Première Diffusion 05/12/2002
Les vins français menacés par la concurrence des vins du Nouveau Monde, américain, chilien ou australien ? Pas seulement ! Car un autre danger pèse sur les vins français : la fraude aux Appellations d’origine contrôlée (AOC). A.O.C. : en trois lettres, c’est la règle de production la plus stricte du monde, qui fait la réputation des vins français, notamment les célèbres grands crus classés de Bordeaux et de Bourgogne. C’est un décret de 1935 qui a institué les AOC, un règlement qui impose de respecter une origine géographique stricte et un rendement maximum de chaque pied de vigne pour obtenir le meilleur raisin. Un vin d'appellation d'origine contrôlée se vend au moins cinq fois plus cher que les vins de catégories inférieures, comme vin de pays ou simple vin de table.
Depuis quelques années des faits divers révèlent l’étendue des fraudes. Entre les vendanges « complétées » avec du raisin d’à côté, les surplus écoulés au noir, voire le grand cru fabriqué avec du vin de table, on parle de 10 à 15 % de fraudeurs. Toute la profession en pâtit et les grands acheteurs étrangers se méfient de plus en plus des vins français.
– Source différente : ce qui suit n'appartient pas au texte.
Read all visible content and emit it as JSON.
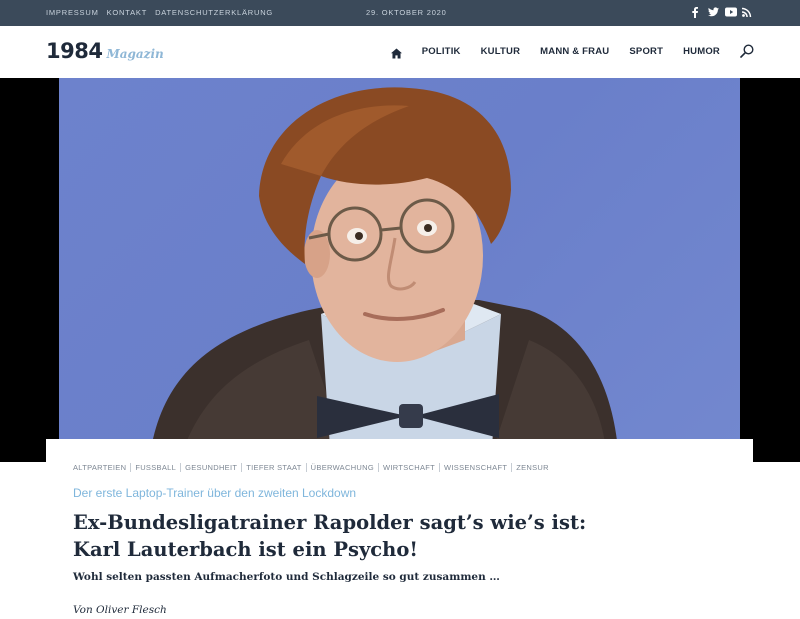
{
  "topbar": {
    "links": [
      "IMPRESSUM",
      "KONTAKT",
      "DATENSCHUTZERKLÄRUNG"
    ],
    "date": "29. OKTOBER 2020",
    "social_icons": [
      "facebook-icon",
      "twitter-icon",
      "youtube-icon",
      "rss-icon"
    ]
  },
  "header": {
    "logo_number": "1984",
    "logo_word": "Magazin",
    "nav": [
      "POLITIK",
      "KULTUR",
      "MANN & FRAU",
      "SPORT",
      "HUMOR"
    ]
  },
  "article": {
    "tags": [
      "ALTPARTEIEN",
      "FUSSBALL",
      "GESUNDHEIT",
      "TIEFER STAAT",
      "ÜBERWACHUNG",
      "WIRTSCHAFT",
      "WISSENSCHAFT",
      "ZENSUR"
    ],
    "kicker": "Der erste Laptop-Trainer über den zweiten Lockdown",
    "headline": "Ex-Bundesligatrainer Rapolder sagt’s wie’s ist: Karl Lauterbach ist ein Psycho!",
    "lead": "Wohl selten passten Aufmacherfoto und Schlagzeile so gut zusammen …",
    "author": "Von Oliver Flesch"
  },
  "colors": {
    "topbar_bg": "#3b4a5a",
    "accent": "#7fb6dc",
    "text": "#1f2a3a",
    "photo_bg": "#6d82cc"
  }
}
Mais au-delà des tricheurs sévèrement sanctionnés s’ils sont découverts, c’est l’ensemble des viticulteurs qui se retrouvent aujourd’hui sur la sellette. Certains, pour faire des économies d’exploitation, n’élèvent plus la vigne selon les règles de l’AOC. Au détriment de la qualité, ils font pousser un maximum de raisin pour vendre un maximum de bouteilles, et rajoutent des produits pour corriger le goût dans le secret de leur cave.
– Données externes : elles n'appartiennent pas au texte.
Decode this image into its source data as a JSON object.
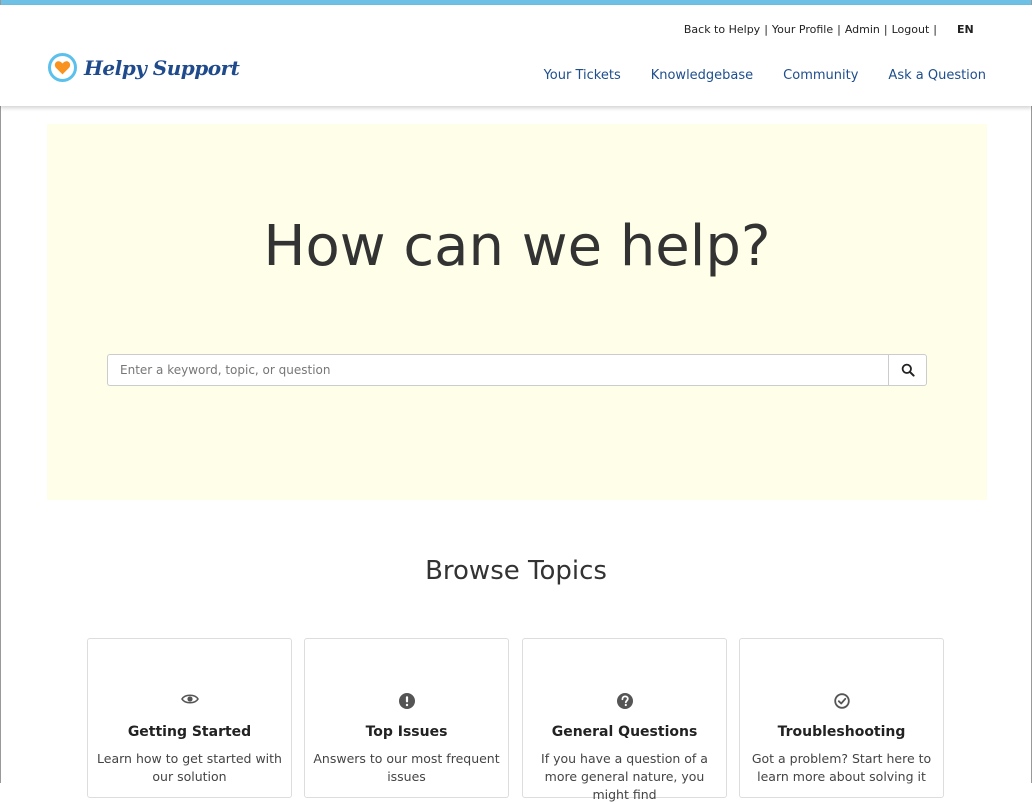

Face à la menace qui pèse sur les 4,5 milliards d’euros que le vin lui rapporte chaque année, la France mobilise sa « police de la vigne ». Douanes, répression des fraudes, gendarmerie, redoublent d’efforts. Les laboratoires d’analyse font désormais appel au test ADN et à la RMN (résonance magnétique nucléaire). Les agents de l’INAO, l’Institut national des appellations d’origine, qui contrôlent la qualité du vin, voient leurs prérogatives élargies. Désormais, ils ont les moyens de faire « déclasser » des parcelles de viticulteurs peu scrupuleux.